On la laissa et on l'oublia. Rien à faire. La vedette fendait une mer de sang.
Thor cessa de résonner, repus il ne frappait plus.
On navigua comme ça plusieurs heures sur une mer de désolation. Puis plus rien. Je crois que nos moteurs s'étaient tus. Une manœuvre de notre capitaine surement.
C'était un homme sous tout les angles vraiment admirable. Il nous aimait comme il aimait notre patrie. C'était juste que ça nous semblaient différent. Je veux dire, il avait sa manière de dire les choses. Et si il voyait les choses comme il les disait. Alors son monde devait être carrément clair et brillant. C'est ce que je me disais. Au fond on l'enviait tous un peu notre capitaine.
-Putain, Il nous a encore lâché. Le capitaine me dépassa à grands pas.

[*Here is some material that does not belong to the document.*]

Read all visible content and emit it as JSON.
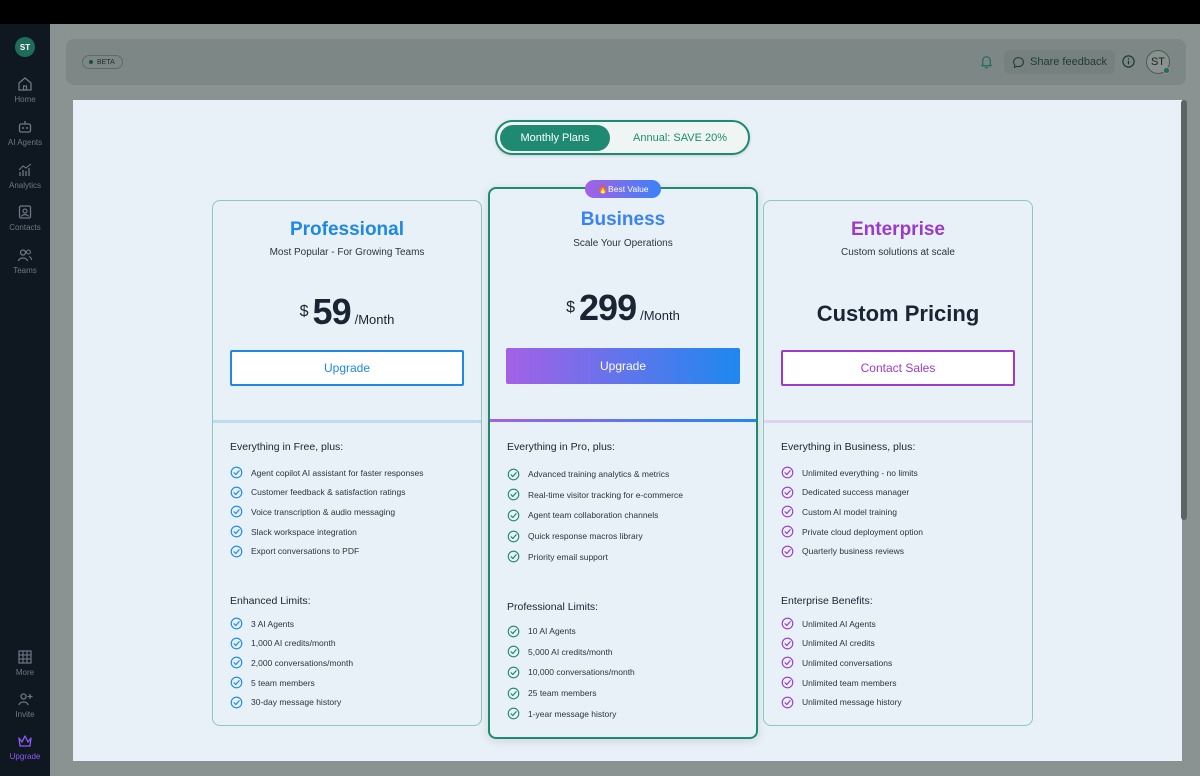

Tout colère qu'il était le capitaine. Il aurait bouffé un amiral de la Kriegsmarine. Il était suivi de notre mécanicien, un homme qui n'aimait pas trop parler. Tous deux portaient une clé anglaise.
Le navire s'immobilisa.
Ça nous laissa le temps pour nous retourner sur le passé.
C'était pas vraiment toléré dans notre pays de se retourner. Fallait aller de l'avant qu'on nous avait appris. Au fond, c'était mieux comme ça.
De Sébastopol, on était un peu déçus. A vrai dire, y'avait plus rien à voir. Voluptes de fumées. En revanche en mer, c'était bien diffèrent. Quel animation !
On hurlait, on se noyait, on pleurnichait.
Mais surtout le silence. On entendait seulement le clapotis de l'eau et les vociférations étouffées de notre capitaine. Un peu comme si, ça venait du ventre de la machine.
Tout ça c'était une abîme comme on voyait qu'au théâtre. Sauf que là, ça nous faisait pas du plaisir.
On savait pas quoi penser, puis penser c'est dangereux pour la nation. Ça on le savait bien.
C'était un beau gâchis, mais on s'est pris à aimer ça.
Faut dire que c'est pas tout les jours qu'on meurt. Ça se fête. Mais c'était pas à nous d'en décider. Pour être poli, il aurait fallu leur demander, si on pouvait fêter ça. Mais on pouvait pas vraiment.
La scène a duré longtemps, puis nos moteurs sont repartis. On s'est fait prendre entrain de rêvasser sur la rambarde, moi et le servant de la mitrailleuse. On a gagné deux jours d'arrêt.
On laissa Sébastopol derrière nous. Elle et ses cadavres flottants. Un millier d'embarcations qui se consumaient comme des millions de bougies. On s'en détourna à jamais, doucement, sereinement.
Tout de même, on était bien embêté. Qu'allions nous faire ?
C'était pas qu'il n'y avait rien à faire, c'est qu'on ne savait quoi faire. Où aller après tout ça ?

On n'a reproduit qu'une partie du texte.